言葉の通り、身一つで乗り込んだ初の国際学会でしたが、得られたものはやはり大きなものでした。 開催国のイギリスでは粘菌研究が非常に盛んであるということもあってか、粘菌研究の分野での有名人が数多く参加されていて、トークでの質疑応答やコーヒーブレイク(ティーバックの豊富さはさすが紅茶大国と感じました)でのディスカッションは非常に白熱しておりました(今回初参加なので、いつもこのくらいの熱気なのかもしれませんが)。全体的には細胞骨格やファゴサイト―シスに関する研究発表が多い印象を受けましたが、粘菌でのRNA関連の発表は、粘菌研究におけるCRISPR導入の試みや、粘菌でのRNAi に関わるレトロトランスポゾンの研究など、技術開発に関係したものが多くありました。
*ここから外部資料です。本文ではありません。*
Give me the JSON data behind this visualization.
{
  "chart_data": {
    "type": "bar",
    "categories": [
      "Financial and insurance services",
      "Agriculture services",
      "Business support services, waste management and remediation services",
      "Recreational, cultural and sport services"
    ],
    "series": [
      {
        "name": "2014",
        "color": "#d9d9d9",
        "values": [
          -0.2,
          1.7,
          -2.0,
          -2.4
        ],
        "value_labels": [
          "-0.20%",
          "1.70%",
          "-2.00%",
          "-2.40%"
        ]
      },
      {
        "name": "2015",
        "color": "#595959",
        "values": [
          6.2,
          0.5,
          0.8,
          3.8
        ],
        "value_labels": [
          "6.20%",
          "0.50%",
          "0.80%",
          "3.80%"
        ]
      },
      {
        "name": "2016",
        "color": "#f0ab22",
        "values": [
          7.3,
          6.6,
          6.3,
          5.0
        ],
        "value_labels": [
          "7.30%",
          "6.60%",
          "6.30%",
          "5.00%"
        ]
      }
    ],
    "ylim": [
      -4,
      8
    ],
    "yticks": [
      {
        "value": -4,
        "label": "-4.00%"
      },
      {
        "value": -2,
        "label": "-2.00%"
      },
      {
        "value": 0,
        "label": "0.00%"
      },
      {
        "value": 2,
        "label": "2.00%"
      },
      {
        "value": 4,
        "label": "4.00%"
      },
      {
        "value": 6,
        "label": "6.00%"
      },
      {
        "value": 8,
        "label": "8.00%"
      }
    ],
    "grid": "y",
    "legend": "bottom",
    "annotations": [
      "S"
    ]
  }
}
英語(特にリスニング)力ほぼ皆無の私は、学会期間前半のセッションではスライドの文字を追ってなんとか内容についていくのがやっとで、発表が終わってから結局先生や周りの日本人に内容を確認したり質問したりというかんじでした。しかし約1週間ほど英語漬けの生活をするとさすがの私の耳でも慣れてきたのか、後半はスライドの文字と並行して発表者の言葉にも耳を傾ける余裕が(多少は)生まれていました。とはいっても、発表の内容自体にまだまだ知らない因子や現象が多く、英語力の向上とともに、もっと勉強しないとなと思いました。 ポスター発表でも、来てくれた方々は私の拙い英語を辛抱強く聞いて色々質問してくださったのに、なかなかうまく返答できず、ふがいなさに落ち込みました。が、次に参加した時にはもっと有意義なディスカッションができるようこれから精進しよう、と燃えるきっかけにもなりました。
他にも、学会終盤の遠足でビール工場を見学したり、学会最後の晩餐会後のダンスパーティー(?)で某先生に振り回されたり(本当に物理的に)と、研究室にこもっているだけではできないような多くの(良くも悪くも)貴重な経験をすることができました。このような経験ができたのも、本領域のご支援のおかげであり、本当に感謝しております。とりわけ、実質的な手続きをしてくださった北海道大学の高橋様には重ねて御礼申し上げます。
今回の学会参加で得られたメンタルや知識的な成長を糧として、これからますます研究に精進していきたいと思います(次に国際学会に参加するときには、本領域(公募班)での研究成果を粘菌研究界に報告できればな、と内なる野望(?)を抱きつつ)。
嵯峨の国際学会レポは以上となります。